This blogpost was prompted by a Twitter conversation regarding the release of the recent All-Party Parliamentary Group on Data Analytics report Our Place Our Data – Involving People in Data and AI-Based Recovery and the need to have a more localised approach to developing data and AI ethics policy.
For the past two years, Open Data Manchester has been developing the Declaration for Responsible and Intelligent Data Practice – which sets out 23 principles for how organisations in Greater Manchester can develop their data practice for the benefit of everyone.
Ethics play a big part in the Declaration and many of the principles ask signatories to consider the ethical implications of their decisions.
But the challenge of ethics is – whose ethics?

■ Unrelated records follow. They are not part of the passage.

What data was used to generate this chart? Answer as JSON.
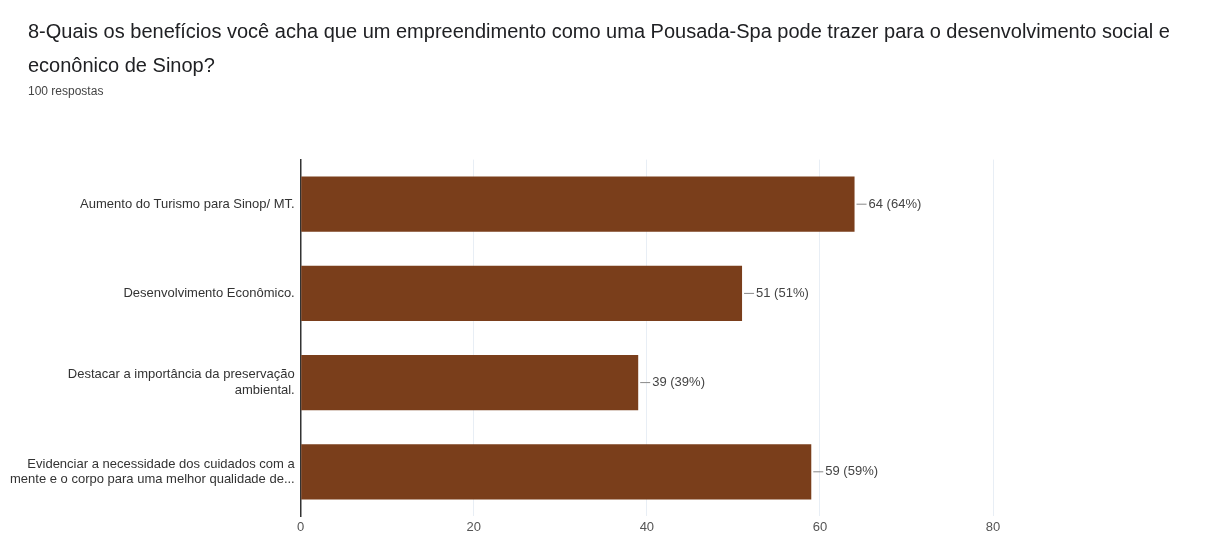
{
  "chart_data": {
    "type": "bar",
    "orientation": "horizontal",
    "title": "8-Quais os benefícios você acha que um empreendimento como uma Pousada-Spa pode trazer para o desenvolvimento social e econônico de Sinop?",
    "subtitle": "100 respostas",
    "categories": [
      "Aumento do Turismo para Sinop/ MT.",
      "Desenvolvimento Econômico.",
      "Destacar a importância da preservação ambiental.",
      "Evidenciar a necessidade dos cuidados com a mente e o corpo para uma melhor qualidade de..."
    ],
    "values": [
      64,
      51,
      39,
      59
    ],
    "color": "#7a3e1b",
    "value_labels": [
      "64 (64%)",
      "51 (51%)",
      "39 (39%)",
      "59 (59%)"
    ],
    "xlim": [
      0,
      80
    ],
    "xticks": [
      0,
      20,
      40,
      60,
      80
    ],
    "grid": "x"
  }
}
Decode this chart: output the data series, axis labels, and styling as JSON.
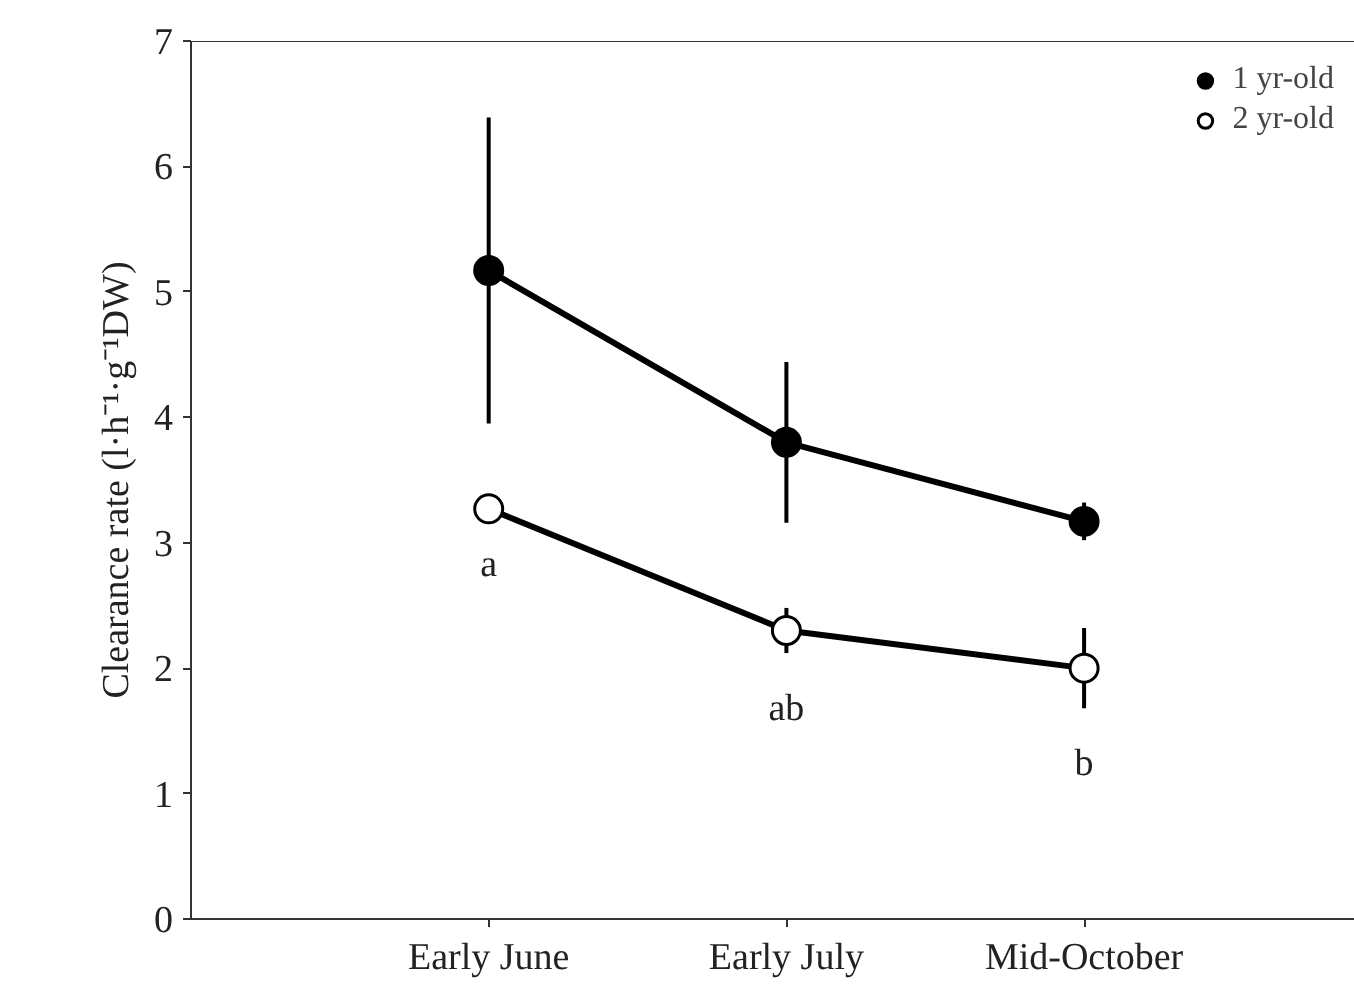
{
  "chart_data": {
    "type": "line",
    "ylabel": "Clearance rate (l·h⁻¹·g⁻¹DW)",
    "categories": [
      "Early June",
      "Early July",
      "Mid-October"
    ],
    "series": [
      {
        "name": "1 yr-old",
        "color": "#000000",
        "values": [
          5.17,
          3.8,
          3.17
        ],
        "errors": [
          1.22,
          0.64,
          0.15
        ]
      },
      {
        "name": "2 yr-old",
        "color": "#000000",
        "values": [
          3.27,
          2.3,
          2.0
        ],
        "errors": [
          null,
          0.18,
          0.32
        ]
      }
    ],
    "annotations": [
      "a",
      "ab",
      "b"
    ],
    "ylim": [
      0,
      7
    ],
    "yticks": [
      0,
      1,
      2,
      3,
      4,
      5,
      6,
      7
    ],
    "grid": false,
    "legend": "top right",
    "marker": "circle",
    "line_style": "solid"
  }
}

Ethics ask you to make a personal assessment of a situation, grounded in a moral or philosophical framework, of which there are many to choose from.

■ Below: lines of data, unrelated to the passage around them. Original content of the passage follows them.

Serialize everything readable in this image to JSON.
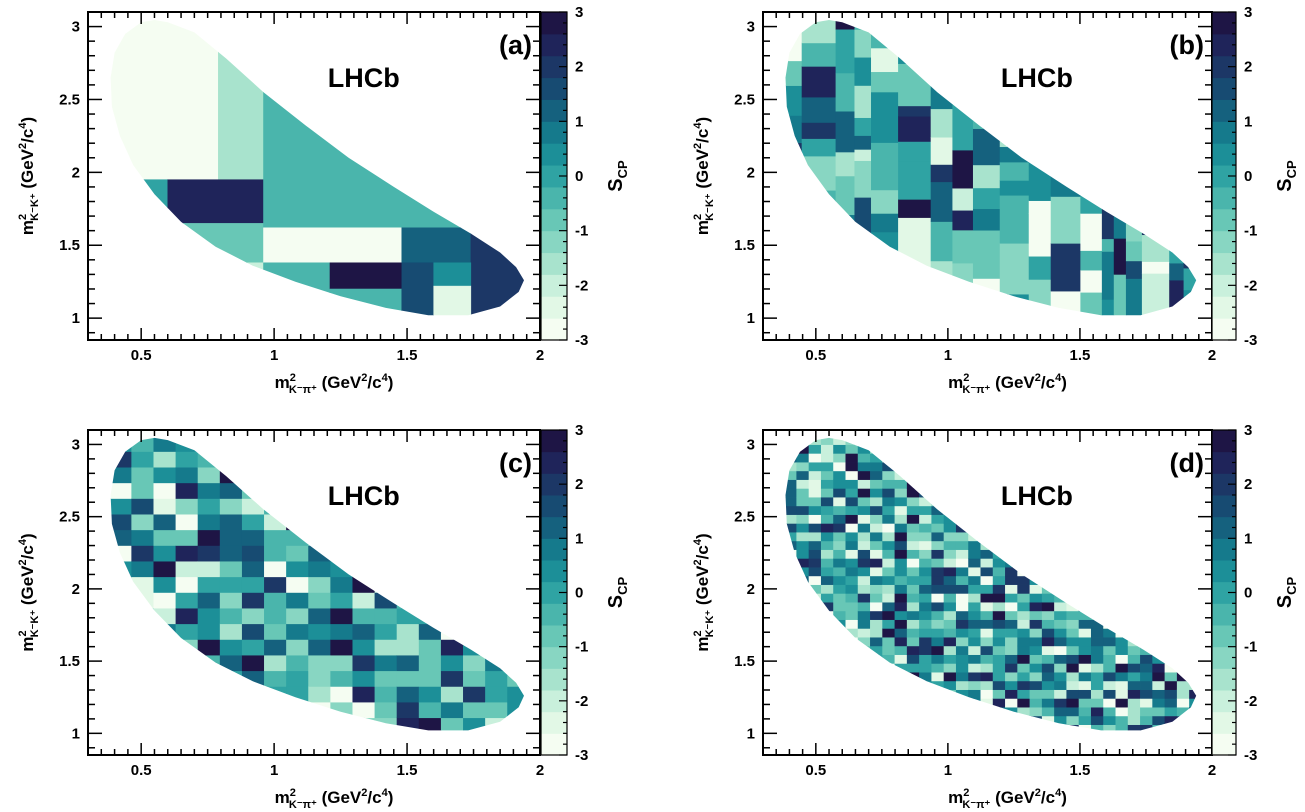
{
  "colorscale": [
    "#f5fdf2",
    "#e2f8e6",
    "#c9f0dc",
    "#a8e3cd",
    "#88d6c2",
    "#68c7b6",
    "#4ab5ac",
    "#2fa3a3",
    "#1c8f98",
    "#157a8c",
    "#15617e",
    "#174b72",
    "#1c3766",
    "#1f245a",
    "#1e1545"
  ],
  "chart_data": [
    {
      "type": "heatmap",
      "panel_label": "(a)",
      "experiment_label": "LHCb",
      "xlabel": {
        "base": "m",
        "sub": "K⁻π⁺",
        "sup": "2",
        "unit": " (GeV",
        "unit_sup": "2",
        "unit_mid": "/c",
        "unit_sup2": "4",
        "unit_end": ")"
      },
      "ylabel": {
        "base": "m",
        "sub": "K⁻K⁺",
        "sup": "2",
        "unit": " (GeV",
        "unit_sup": "2",
        "unit_mid": "/c",
        "unit_sup2": "4",
        "unit_end": ")"
      },
      "zlabel": "S",
      "zlabel_sub": "CP",
      "xlim": [
        0.3,
        2.0
      ],
      "ylim": [
        0.85,
        3.1
      ],
      "zlim": [
        -3,
        3
      ],
      "xticks": [
        "0.5",
        "1",
        "1.5",
        "2"
      ],
      "xtick_values": [
        0.5,
        1,
        1.5,
        2
      ],
      "yticks": [
        "1",
        "1.5",
        "2",
        "2.5",
        "3"
      ],
      "ytick_values": [
        1,
        1.5,
        2,
        2.5,
        3
      ],
      "zticks": [
        "3",
        "2",
        "1",
        "0",
        "-1",
        "-2",
        "-3"
      ],
      "ztick_values": [
        3,
        2,
        1,
        0,
        -1,
        -2,
        -3
      ],
      "binning": "adaptive",
      "bins": [
        {
          "x": [
            0.3,
            0.79
          ],
          "y": [
            1.95,
            3.1
          ],
          "z": -2.9
        },
        {
          "x": [
            0.79,
            0.96
          ],
          "y": [
            1.95,
            3.1
          ],
          "z": -1.6
        },
        {
          "x": [
            0.3,
            0.6
          ],
          "y": [
            1.65,
            1.95
          ],
          "z": 0.0
        },
        {
          "x": [
            0.6,
            0.96
          ],
          "y": [
            1.65,
            1.95
          ],
          "z": 2.2
        },
        {
          "x": [
            0.3,
            0.96
          ],
          "y": [
            1.38,
            1.65
          ],
          "z": -0.6
        },
        {
          "x": [
            0.3,
            0.96
          ],
          "y": [
            0.85,
            1.38
          ],
          "z": -1.9
        },
        {
          "x": [
            0.96,
            2.0
          ],
          "y": [
            1.62,
            3.1
          ],
          "z": -0.2
        },
        {
          "x": [
            0.96,
            1.21
          ],
          "y": [
            1.38,
            1.62
          ],
          "z": -2.6
        },
        {
          "x": [
            1.21,
            1.48
          ],
          "y": [
            1.38,
            1.62
          ],
          "z": -3.0
        },
        {
          "x": [
            1.48,
            1.74
          ],
          "y": [
            1.38,
            1.62
          ],
          "z": 1.0
        },
        {
          "x": [
            1.74,
            2.0
          ],
          "y": [
            0.85,
            1.62
          ],
          "z": 2.0
        },
        {
          "x": [
            0.96,
            1.21
          ],
          "y": [
            0.85,
            1.38
          ],
          "z": -0.3
        },
        {
          "x": [
            1.21,
            1.48
          ],
          "y": [
            1.2,
            1.38
          ],
          "z": 2.8
        },
        {
          "x": [
            1.21,
            1.48
          ],
          "y": [
            0.85,
            1.2
          ],
          "z": -0.4
        },
        {
          "x": [
            1.48,
            1.6
          ],
          "y": [
            0.85,
            1.38
          ],
          "z": 1.6
        },
        {
          "x": [
            1.6,
            1.74
          ],
          "y": [
            1.22,
            1.38
          ],
          "z": 0.4
        },
        {
          "x": [
            1.6,
            1.74
          ],
          "y": [
            0.85,
            1.22
          ],
          "z": -2.2
        }
      ]
    },
    {
      "type": "heatmap",
      "panel_label": "(b)",
      "experiment_label": "LHCb",
      "xlabel": {
        "base": "m",
        "sub": "K⁻π⁺",
        "sup": "2",
        "unit": " (GeV",
        "unit_sup": "2",
        "unit_mid": "/c",
        "unit_sup2": "4",
        "unit_end": ")"
      },
      "ylabel": {
        "base": "m",
        "sub": "K⁻K⁺",
        "sup": "2",
        "unit": " (GeV",
        "unit_sup": "2",
        "unit_mid": "/c",
        "unit_sup2": "4",
        "unit_end": ")"
      },
      "zlabel": "S",
      "zlabel_sub": "CP",
      "xlim": [
        0.3,
        2.0
      ],
      "ylim": [
        0.85,
        3.1
      ],
      "zlim": [
        -3,
        3
      ],
      "xticks": [
        "0.5",
        "1",
        "1.5",
        "2"
      ],
      "xtick_values": [
        0.5,
        1,
        1.5,
        2
      ],
      "yticks": [
        "1",
        "1.5",
        "2",
        "2.5",
        "3"
      ],
      "ytick_values": [
        1,
        1.5,
        2,
        2.5,
        3
      ],
      "zticks": [
        "3",
        "2",
        "1",
        "0",
        "-1",
        "-2",
        "-3"
      ],
      "ztick_values": [
        3,
        2,
        1,
        0,
        -1,
        -2,
        -3
      ],
      "binning": "adaptive-fine",
      "seed": 7,
      "nx": 24,
      "ny": 15
    },
    {
      "type": "heatmap",
      "panel_label": "(c)",
      "experiment_label": "LHCb",
      "xlabel": {
        "base": "m",
        "sub": "K⁻π⁺",
        "sup": "2",
        "unit": " (GeV",
        "unit_sup": "2",
        "unit_mid": "/c",
        "unit_sup2": "4",
        "unit_end": ")"
      },
      "ylabel": {
        "base": "m",
        "sub": "K⁻K⁺",
        "sup": "2",
        "unit": " (GeV",
        "unit_sup": "2",
        "unit_mid": "/c",
        "unit_sup2": "4",
        "unit_end": ")"
      },
      "zlabel": "S",
      "zlabel_sub": "CP",
      "xlim": [
        0.3,
        2.0
      ],
      "ylim": [
        0.85,
        3.1
      ],
      "zlim": [
        -3,
        3
      ],
      "xticks": [
        "0.5",
        "1",
        "1.5",
        "2"
      ],
      "xtick_values": [
        0.5,
        1,
        1.5,
        2
      ],
      "yticks": [
        "1",
        "1.5",
        "2",
        "2.5",
        "3"
      ],
      "ytick_values": [
        1,
        1.5,
        2,
        2.5,
        3
      ],
      "zticks": [
        "3",
        "2",
        "1",
        "0",
        "-1",
        "-2",
        "-3"
      ],
      "ztick_values": [
        3,
        2,
        1,
        0,
        -1,
        -2,
        -3
      ],
      "binning": "uniform",
      "seed": 21,
      "nx": 19,
      "ny": 19
    },
    {
      "type": "heatmap",
      "panel_label": "(d)",
      "experiment_label": "LHCb",
      "xlabel": {
        "base": "m",
        "sub": "K⁻π⁺",
        "sup": "2",
        "unit": " (GeV",
        "unit_sup": "2",
        "unit_mid": "/c",
        "unit_sup2": "4",
        "unit_end": ")"
      },
      "ylabel": {
        "base": "m",
        "sub": "K⁻K⁺",
        "sup": "2",
        "unit": " (GeV",
        "unit_sup": "2",
        "unit_mid": "/c",
        "unit_sup2": "4",
        "unit_end": ")"
      },
      "zlabel": "S",
      "zlabel_sub": "CP",
      "xlim": [
        0.3,
        2.0
      ],
      "ylim": [
        0.85,
        3.1
      ],
      "zlim": [
        -3,
        3
      ],
      "xticks": [
        "0.5",
        "1",
        "1.5",
        "2"
      ],
      "xtick_values": [
        0.5,
        1,
        1.5,
        2
      ],
      "yticks": [
        "1",
        "1.5",
        "2",
        "2.5",
        "3"
      ],
      "ytick_values": [
        1,
        1.5,
        2,
        2.5,
        3
      ],
      "zticks": [
        "3",
        "2",
        "1",
        "0",
        "-1",
        "-2",
        "-3"
      ],
      "ztick_values": [
        3,
        2,
        1,
        0,
        -1,
        -2,
        -3
      ],
      "binning": "uniform",
      "seed": 99,
      "nx": 34,
      "ny": 34
    }
  ]
}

You only need to look at some of the classic ethical dilemmas to understand that different frameworks will lead you to different outcomes…
Ethical decisions are context dependent and, just as there isn’t a universal ethical framework, these contexts aren’t universally experienced, understood or shared.
Centralised frameworks, local communities
This presents a challenge when we look at local-service provision – where understanding of context is critical – and solutions that are tailored to the needs of local communities are essential.
When developing the Declaration, some voices in the local public sector told us that they were under increasing pressure to innovate, including using data and digital technologies to maintain services, without fully understanding the ethical implications of doing so.
There seems to be a growing awareness within local public- and voluntary-sector organisations, especially in Greater Manchester, that ethical decisions need to underpinned by local context. Initiatives such as the GM Responsible Tech Collective have spent good time and energy seeking to address issues like this.
But most of the ethical tools and frameworks being developed are through well-funded, and crucially, centralised organisations.
That means, of course, they often won’t have the ‘on the ground’ know-how of local, public-service delivery – but also, they won’t have to experience the local consequences of badly applied decision-making technologies – which not only cause people harm, but also erode trust in all decision-making.
Centralisation also leads to the accusation that any ethical frameworks that are developed lean towards the needs of national government policy, over those of local communities.
Localised ethical frameworks for building trust
At ODM, we want to ensure that ethical frameworks for local, public -service delivery are firmly situated in the localities being served.
Ethical decision-making processes must be designed to engender trust and confidence in the decisions being made, by being sensitive and relevant to the concerns, needs and desires of local residents.